Cillian tenía a su lado la fotografía que había cogido la noche anterior en casa de Clara. En el reverso estaban los nombres de las compañeras de instituto: Danielle Schleif, Pamela Mac Closkey, María Aurelia Rodríguez y Clara.

Tecleó en la pestaña de búsqueda de la red social el nombre de la primera y apareció el perfil de Danielle Schleif, una chica rubia y menuda. Era profesora de lenguas y vivía en Brooklyn. Algunas informaciones sobre su vida eran accesibles a todo el mundo. En su listado de amigos aparecía la foto de Clara.

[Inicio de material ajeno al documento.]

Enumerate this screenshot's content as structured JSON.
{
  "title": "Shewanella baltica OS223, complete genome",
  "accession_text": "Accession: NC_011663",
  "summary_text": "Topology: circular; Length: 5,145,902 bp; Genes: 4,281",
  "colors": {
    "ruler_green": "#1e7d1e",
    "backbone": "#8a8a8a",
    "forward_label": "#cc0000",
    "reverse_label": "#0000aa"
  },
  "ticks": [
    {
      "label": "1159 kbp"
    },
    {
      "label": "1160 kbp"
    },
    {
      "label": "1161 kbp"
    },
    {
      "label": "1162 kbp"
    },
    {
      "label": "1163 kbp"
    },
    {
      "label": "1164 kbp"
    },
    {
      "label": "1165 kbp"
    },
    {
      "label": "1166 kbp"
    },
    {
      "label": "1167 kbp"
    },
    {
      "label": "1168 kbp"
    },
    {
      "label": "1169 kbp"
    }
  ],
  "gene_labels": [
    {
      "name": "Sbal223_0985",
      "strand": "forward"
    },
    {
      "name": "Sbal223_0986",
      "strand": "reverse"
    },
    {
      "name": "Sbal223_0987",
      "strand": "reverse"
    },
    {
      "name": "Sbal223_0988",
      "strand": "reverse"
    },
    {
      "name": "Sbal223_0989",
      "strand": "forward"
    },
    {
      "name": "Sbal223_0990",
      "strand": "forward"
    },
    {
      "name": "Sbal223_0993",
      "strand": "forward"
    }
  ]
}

Tecleó entonces el nombre de Pamela Mac Closkey y aparecieron cuatro perfiles, cuatro mujeres con el mismo nombre. Descartó dos: una señora obesa que aparentaba unos cincuenta años, y el perfil de una niña. Las otras dos mujeres podían encajar por edad, pero ninguna de ellas se parecía a la Pamela adolescente de la foto. En ninguno de los dos listados de amigos figuraba el perfil de Clara. Y lo que más le extrañó era que las dos vivían en Europa, la primera en Edimburgo y la segunda en Londres, y en ninguna de las dos aparecían amistades en Estados Unidos. Cillian volvió a observar la foto del instituto, y volvió a examinar los perfiles en Facebook. Tuvo una intuición. Si alguien se parecía a la amiga de Clara era la niña que Cillian había descartado al principio. Entró en su perfil. No había indicaciones de dónde residía, pero en el listado de sus amistades figuraban Clara y también Danielle. Lo entendió. Pamela jugaba a ser original y había puesto en su perfil una foto de cuando era pequeña. «Vaya estupidez», pensó. Aun así había dado con la segunda amiga.